PS: my initial review was 1800 words long.
Anime The movie manga
I refer to it as 'the movie manga' because like the movie it's titled "The Adolescence of Utena" and that would be confusing. I haven't watched the entire movie, but a few differences I can note is that it doesn't have room for side characters. Or cars.
But more importantly: It's wonderful. Sensual without pandering, beautifully drawn and really something to think about. Watching the show or reading the other manga is required (because otherwise you'll have no idea what just hit you), but after that this reinterpretation is really recommended. It's less than 200 pages and really makes the most out of them, focussing on Utena and Anthy and how they see the world. If you want to understand Anthy better: pick it up. If you thought she was horrible: still pick it up, it's awesome.
Anime Decadent, not Feminist
I know this is an unpopular opinion, but I was disappointed to watch a decadent show, not the great Feminist Fantasy that Writing and Fighting for Love and Justice claims as is. Aside from how repetitive and formulaic the story is, I found myself actually feeling Darkness-Induced Audience Apathy alongside my mother by the end of the show because most of the characters were either unpleasant or miserable without subtlety.

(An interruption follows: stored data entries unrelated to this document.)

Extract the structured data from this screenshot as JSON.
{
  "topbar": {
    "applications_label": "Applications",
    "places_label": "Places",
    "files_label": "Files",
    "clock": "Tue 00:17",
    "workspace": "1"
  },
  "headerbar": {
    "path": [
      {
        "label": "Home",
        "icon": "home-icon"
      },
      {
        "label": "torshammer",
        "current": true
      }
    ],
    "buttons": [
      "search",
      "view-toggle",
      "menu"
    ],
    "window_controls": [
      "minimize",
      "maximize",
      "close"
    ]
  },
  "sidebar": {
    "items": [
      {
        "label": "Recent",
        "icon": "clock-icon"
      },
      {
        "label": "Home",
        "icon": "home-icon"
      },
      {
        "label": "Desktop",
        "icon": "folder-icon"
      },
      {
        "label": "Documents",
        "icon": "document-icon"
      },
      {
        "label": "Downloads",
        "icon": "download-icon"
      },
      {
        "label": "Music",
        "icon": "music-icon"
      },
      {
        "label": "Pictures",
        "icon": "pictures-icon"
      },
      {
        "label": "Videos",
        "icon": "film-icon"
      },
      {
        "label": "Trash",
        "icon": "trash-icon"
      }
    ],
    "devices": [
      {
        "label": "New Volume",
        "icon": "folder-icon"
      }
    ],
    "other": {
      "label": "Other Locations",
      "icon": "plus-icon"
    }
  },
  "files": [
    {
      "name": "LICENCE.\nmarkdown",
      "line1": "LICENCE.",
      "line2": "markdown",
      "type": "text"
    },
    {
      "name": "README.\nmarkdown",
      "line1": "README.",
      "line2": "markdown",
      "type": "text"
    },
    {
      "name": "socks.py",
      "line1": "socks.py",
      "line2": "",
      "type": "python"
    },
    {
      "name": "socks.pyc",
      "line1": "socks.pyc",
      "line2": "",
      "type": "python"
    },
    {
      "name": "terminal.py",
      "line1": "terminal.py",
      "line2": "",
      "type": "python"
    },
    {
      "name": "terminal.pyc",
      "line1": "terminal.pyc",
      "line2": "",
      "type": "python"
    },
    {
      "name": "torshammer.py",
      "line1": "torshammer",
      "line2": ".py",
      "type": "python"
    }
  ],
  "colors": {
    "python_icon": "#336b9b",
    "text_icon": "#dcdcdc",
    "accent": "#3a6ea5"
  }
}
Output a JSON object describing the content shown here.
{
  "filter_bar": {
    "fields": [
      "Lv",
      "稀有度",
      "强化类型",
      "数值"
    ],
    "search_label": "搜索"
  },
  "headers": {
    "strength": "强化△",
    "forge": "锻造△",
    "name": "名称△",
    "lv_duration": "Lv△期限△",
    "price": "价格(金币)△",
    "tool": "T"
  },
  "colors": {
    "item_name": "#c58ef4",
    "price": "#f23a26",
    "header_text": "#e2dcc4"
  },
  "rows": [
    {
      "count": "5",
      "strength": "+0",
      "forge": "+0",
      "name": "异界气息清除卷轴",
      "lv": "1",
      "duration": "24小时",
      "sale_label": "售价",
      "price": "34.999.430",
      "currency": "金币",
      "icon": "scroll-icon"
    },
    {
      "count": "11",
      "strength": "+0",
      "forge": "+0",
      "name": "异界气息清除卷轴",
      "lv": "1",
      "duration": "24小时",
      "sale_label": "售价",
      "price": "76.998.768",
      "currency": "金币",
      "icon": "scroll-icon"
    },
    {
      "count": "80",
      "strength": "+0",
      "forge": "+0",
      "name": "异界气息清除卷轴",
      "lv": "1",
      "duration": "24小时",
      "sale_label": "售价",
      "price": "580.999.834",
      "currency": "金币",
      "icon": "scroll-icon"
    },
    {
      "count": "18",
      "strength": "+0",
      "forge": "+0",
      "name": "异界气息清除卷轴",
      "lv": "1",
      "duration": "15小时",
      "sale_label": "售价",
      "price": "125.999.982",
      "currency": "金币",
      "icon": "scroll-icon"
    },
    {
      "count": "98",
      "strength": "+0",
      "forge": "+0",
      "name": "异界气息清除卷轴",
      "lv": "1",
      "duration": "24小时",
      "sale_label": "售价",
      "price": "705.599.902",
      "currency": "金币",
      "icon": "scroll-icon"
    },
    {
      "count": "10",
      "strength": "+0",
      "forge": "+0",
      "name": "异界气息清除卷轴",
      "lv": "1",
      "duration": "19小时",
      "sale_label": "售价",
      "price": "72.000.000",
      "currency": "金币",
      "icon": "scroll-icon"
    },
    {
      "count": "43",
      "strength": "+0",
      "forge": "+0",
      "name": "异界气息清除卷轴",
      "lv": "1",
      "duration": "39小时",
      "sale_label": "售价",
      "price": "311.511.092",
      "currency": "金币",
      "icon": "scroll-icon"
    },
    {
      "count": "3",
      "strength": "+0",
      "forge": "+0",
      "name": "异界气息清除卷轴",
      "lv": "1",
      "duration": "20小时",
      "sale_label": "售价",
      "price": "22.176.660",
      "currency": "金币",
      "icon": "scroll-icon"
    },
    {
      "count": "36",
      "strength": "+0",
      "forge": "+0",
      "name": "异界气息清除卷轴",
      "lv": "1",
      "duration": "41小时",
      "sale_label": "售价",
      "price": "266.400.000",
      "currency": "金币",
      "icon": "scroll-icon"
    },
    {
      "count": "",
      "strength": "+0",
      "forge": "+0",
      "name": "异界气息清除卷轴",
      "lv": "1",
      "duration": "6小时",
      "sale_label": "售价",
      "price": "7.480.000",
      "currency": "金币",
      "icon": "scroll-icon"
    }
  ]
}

While I did like Juri and Wakaba, it didn't change the fact that I found none of the characters particularly relatable and that the show felt decadent much unlike the following works, all of which deal with The End of the World as We Know It, genocide, and/or the loss of loved ones. In fact, I found Count Bleck from Super Paper Mario, Scar from Fullmetal Alchemist, Anton Herzen from Professor Layton and the Diabolical Box, and Sigma from Tweeny Witches far more sympathetic than the boring Damsel in Distress Anthy had always been. I only continued to watch until the very end because I wanted to see Akio, who had made me angry to death, face poetic justice. The Grand Finale left me unsatisfied because I didn't get to see him subjected to a Fate Worse than Death where he loses all of his wealth, gets his beauty tarnished, can no longer speak forever, is run over by his own Cool Car, and gets a No-Holds-Barred Beatdown by the Swords of Hate, the World's Strongest Woman, and the angry parents of his victims.

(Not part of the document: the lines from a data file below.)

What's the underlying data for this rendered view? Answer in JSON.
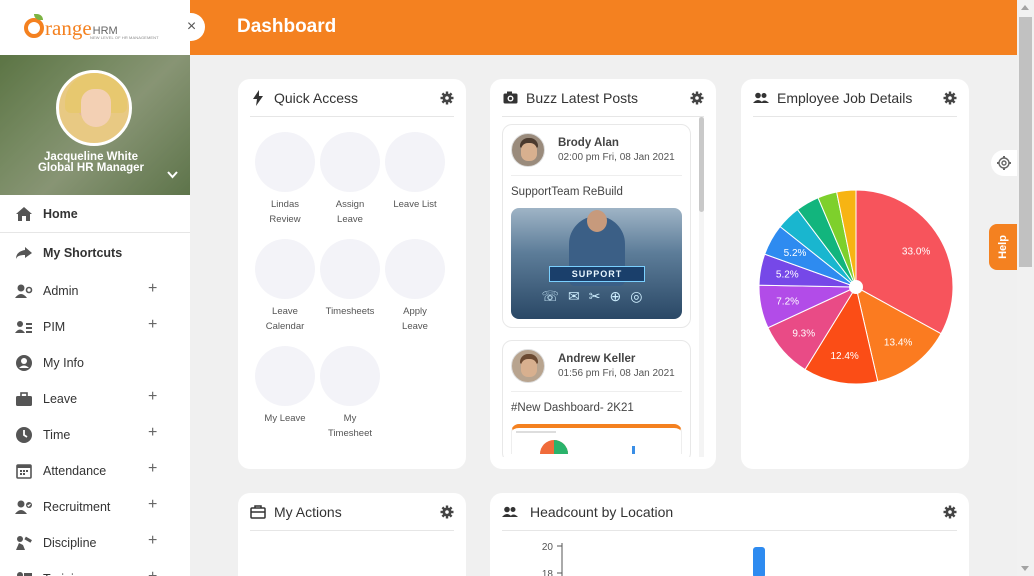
{
  "brand": {
    "logo_text": "range",
    "logo_suffix": "HRM",
    "tagline": "NEW LEVEL OF HR MANAGEMENT",
    "close_label": "×"
  },
  "profile": {
    "name": "Jacqueline White",
    "title": "Global HR Manager"
  },
  "sidebar": {
    "items": [
      {
        "label": "Home",
        "icon": "home-icon",
        "expandable": false
      },
      {
        "label": "My Shortcuts",
        "icon": "share-icon",
        "expandable": false
      },
      {
        "label": "Admin",
        "icon": "admin-icon",
        "expandable": true
      },
      {
        "label": "PIM",
        "icon": "pim-icon",
        "expandable": true
      },
      {
        "label": "My Info",
        "icon": "user-icon",
        "expandable": false
      },
      {
        "label": "Leave",
        "icon": "briefcase-icon",
        "expandable": true
      },
      {
        "label": "Time",
        "icon": "clock-icon",
        "expandable": true
      },
      {
        "label": "Attendance",
        "icon": "calendar-icon",
        "expandable": true
      },
      {
        "label": "Recruitment",
        "icon": "recruitment-icon",
        "expandable": true
      },
      {
        "label": "Discipline",
        "icon": "discipline-icon",
        "expandable": true
      },
      {
        "label": "Training",
        "icon": "training-icon",
        "expandable": true
      }
    ],
    "plus": "+"
  },
  "header": {
    "title": "Dashboard"
  },
  "quick_access": {
    "title": "Quick Access",
    "items": [
      {
        "l1": "Lindas",
        "l2": "Review"
      },
      {
        "l1": "Assign",
        "l2": "Leave"
      },
      {
        "l1": "Leave List",
        "l2": ""
      },
      {
        "l1": "Leave",
        "l2": "Calendar"
      },
      {
        "l1": "Timesheets",
        "l2": ""
      },
      {
        "l1": "Apply",
        "l2": "Leave"
      },
      {
        "l1": "My Leave",
        "l2": ""
      },
      {
        "l1": "My",
        "l2": "Timesheet"
      }
    ]
  },
  "buzz": {
    "title": "Buzz Latest Posts",
    "posts": [
      {
        "name": "Brody Alan",
        "time": "02:00 pm Fri, 08 Jan 2021",
        "text": "SupportTeam ReBuild",
        "image_caption": "SUPPORT",
        "image_icons": "☏✉✂⊕◎"
      },
      {
        "name": "Andrew Keller",
        "time": "01:56 pm Fri, 08 Jan 2021",
        "text": "#New Dashboard- 2K21"
      }
    ]
  },
  "job_details": {
    "title": "Employee Job Details",
    "colors": {
      "red": "#f7545c",
      "orange": "#fb7b20",
      "deep_orange": "#fb4d16",
      "pink": "#e94b86",
      "purple": "#b24ce8",
      "violet": "#7648e8",
      "blue": "#2e8bf0",
      "cyan": "#19b6cf",
      "teal": "#12b57d",
      "green": "#7ed02c",
      "yellow": "#f7b413"
    }
  },
  "chart_data": {
    "type": "pie",
    "title": "",
    "slices": [
      {
        "value": 33.0,
        "label": "33.0%",
        "color": "#f7545c"
      },
      {
        "value": 13.4,
        "label": "13.4%",
        "color": "#fb7b20"
      },
      {
        "value": 12.4,
        "label": "12.4%",
        "color": "#fb4d16"
      },
      {
        "value": 9.3,
        "label": "9.3%",
        "color": "#e94b86"
      },
      {
        "value": 7.2,
        "label": "7.2%",
        "color": "#b24ce8"
      },
      {
        "value": 5.2,
        "label": "5.2%",
        "color": "#7648e8"
      },
      {
        "value": 5.2,
        "label": "5.2%",
        "color": "#2e8bf0"
      },
      {
        "value": 4.0,
        "label": "",
        "color": "#19b6cf"
      },
      {
        "value": 3.9,
        "label": "",
        "color": "#12b57d"
      },
      {
        "value": 3.2,
        "label": "",
        "color": "#7ed02c"
      },
      {
        "value": 3.2,
        "label": "",
        "color": "#f7b413"
      }
    ]
  },
  "my_actions": {
    "title": "My Actions"
  },
  "headcount": {
    "title": "Headcount by Location",
    "y_ticks": [
      "20",
      "18"
    ]
  },
  "help": {
    "label": "Help"
  }
}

While I love Feminist Fantasy works like Moribito, The Beast Player, Princess Knight, and Tweeny Witches, I don't think that the show lived up to its fame as one of these because it seemed to believe that Real Women Don't Wear Dresses. Anthy is the weak one in a dress in contrast to Utena, a knight in a modified boy's uniform. Whenever Utena becomes feminine, someone weakens her by manipulating her into conforming to gender norms. Enforcing gender norms is bad in itself, of course, but Princess Knight and Brave show that a girl can be both feminine and strong. But when Utena asks Anthy about femininity, Anthy replies, "In the end, all girls are like the Rose Bride" — an Extreme Doormat Stepford Smiler Damsel in Distress who stands around looking pretty and obeying her master. No other character I've ever seen was that pathetic, not even traditionally feminine ones like Queen Elinor from Brave and Atelia from Tweeny Witches.